US Airways' local service unlikely to grow
By Rick Stouffer
TRIBUNE-REVIEW
Friday, July 27, 2007
Pittsburgh's size and attractiveness to low-cost airlines are two strikes against Pittsburgh International Airport winning additional US Airways flights, a top airline executive said Thursday.
US Airways President Scott Kirby said the Pittsburgh market is important to US Airways, as it selected the region as the site for its new $25 million to-be-built operations center. But when it comes to flights in and out of Pittsburgh International, airline passengers shouldn't expect service downsizing to reverse within the foreseeable future.
"We continue to try to make Pittsburgh work for us," said Kirby, during a conference call to discuss US Airways' second-quarter financial results. "If we can sustain the service level there we will, but we won't operate unprofitable routes."
This month, the airline further slashed its departures to 127 per day from 148 earlier this year. US Airways' departures from Pittsburgh have declined from 245 in November 2004, shortly after the airline's second bankruptcy filing, and almost 400 in fall 2003. The airline operated more than 500 flights a day in summer 2001 out of Pittsburgh, when the airport still served as a hub.

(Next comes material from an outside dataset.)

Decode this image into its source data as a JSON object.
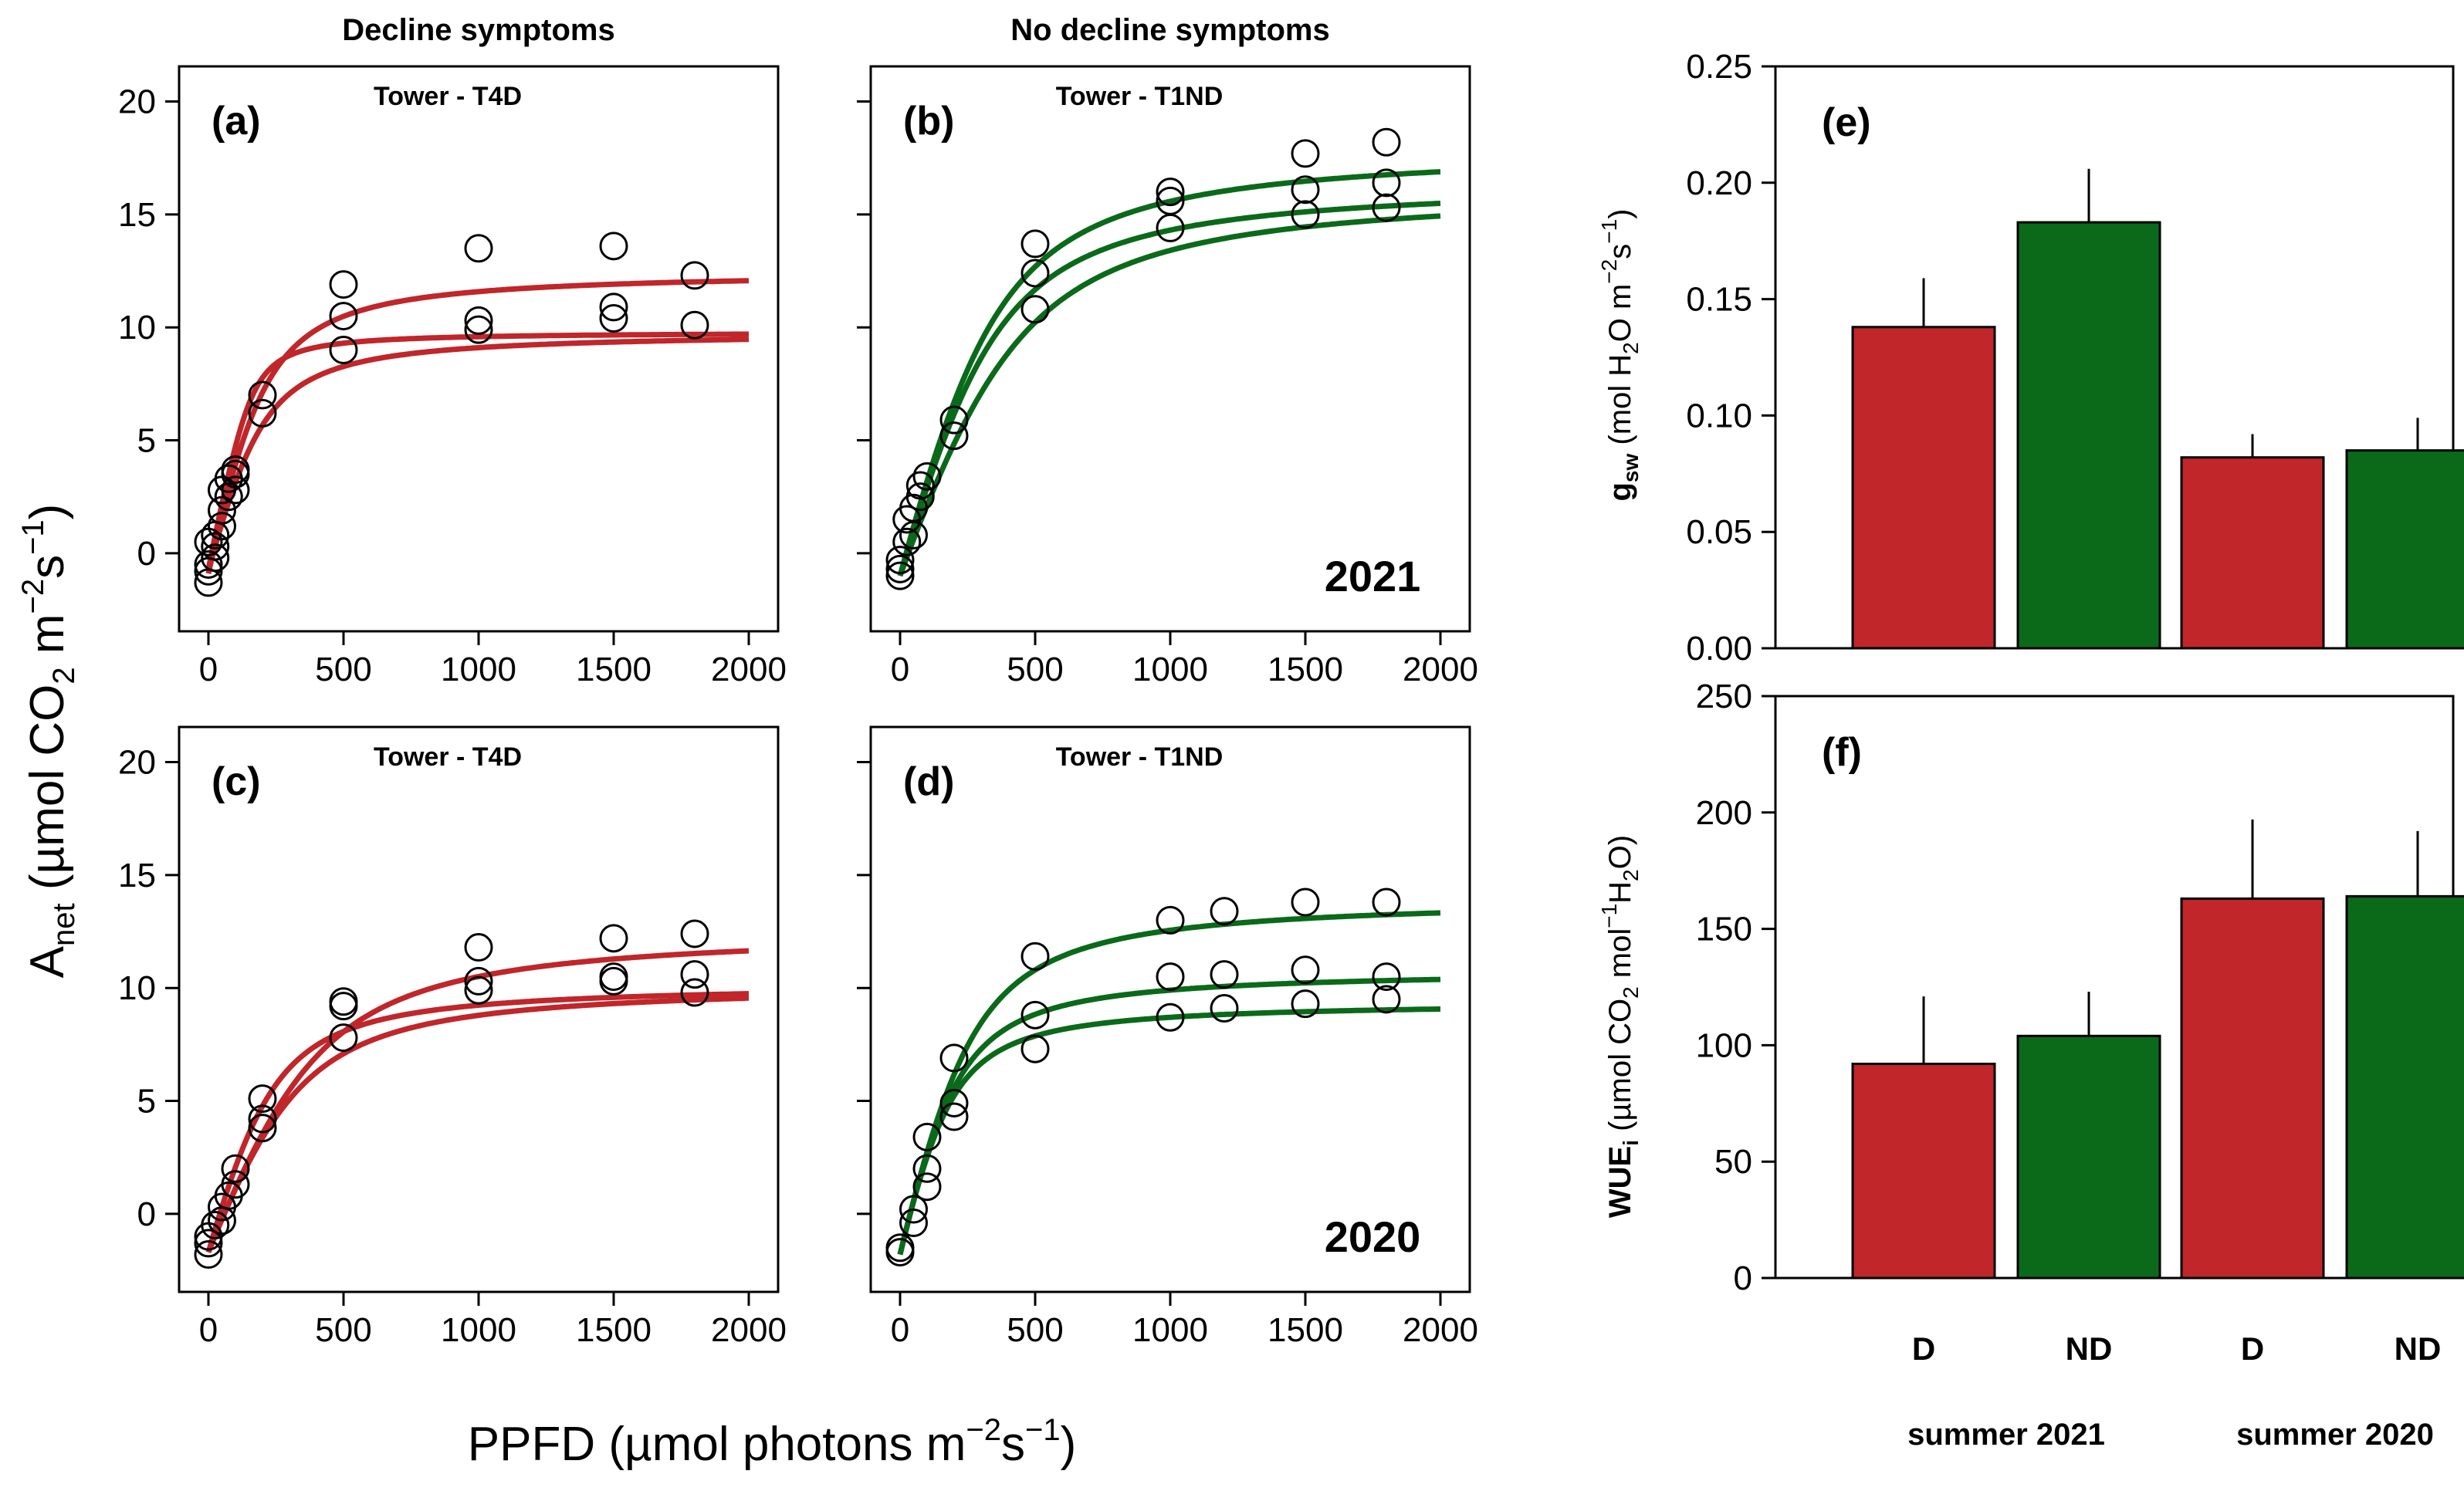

Kirby said US Airways has no further plans to pull back service in and out of Pittsburgh International, adding that many of the cuts this summer are due to its Express (commuter) partners having a difficult time finding qualified pilots.
"Pittsburgh has great public officials, including (Allegheny County Airport Authority Executive Director) Kent George, but Pittsburgh is a relatively small city, and it's very attractive to low-cost carriers," Kirby said. "Those two things don't make it attractive to a hub carrier."
"That information has been conveyed to Kent in the past," Airport Authority spokeswoman JoAnn Jenny said. "It's been the strategy of the Authority not to depend on the hub carrier, but to go out and recruit low-cost carriers. It's our job to defend and represent the area."
George on Wednesday said that the influx of low-cost carriers, including Southwest Airlines, JetBlue Airways and AirTran Airways, was the reason average fares have significantly dropped at Pittsburgh International, and why passenger volumes are increasing.
Increased expenses related to its operations improvement plan and aircraft maintenance weighed on US Airways Group Inc.'s bottom line as the air carrier yesterday reported a 13.6 percent drop in net income for the three months ended June 30.
The Tempe, Ariz.-based company reported net income of $263 million, or $2.77 a share, down from $305 million, or $3.25 a share, in the year-earlier period.
Aircraft maintenance expenses rose to $170 million from $153 million, associated with the return of leased aircraft and engine overhaul timing, along with increased investment in aircraft operations, the company said.
Revenues for the quarter slightly dropped, to $3.15 billion from $3.17 billion one year ago. Passenger revenue from mainline operations slightly increased, while Express or commuter and cargo revenues fell.
"This was our sixth consecutive quarter of profitability, showing the value of the merger," said US Airways Group CEO Doug Parker. "We are flying right now as good as any airline, and the revenue environment going into the third quarter looks rather encouraging."
Kirby added that he expects much improved revenues in the third quarter, with significant growth in business demand.
Parker said US Airways on June 30 had about $3.5 billion in cash on hand. Asked if those funds could be used for an acquisition, the US Airway's CEO said no.
"It's more important to us to have more cash on hand than anyone else, given the industry's current situation," Parker said.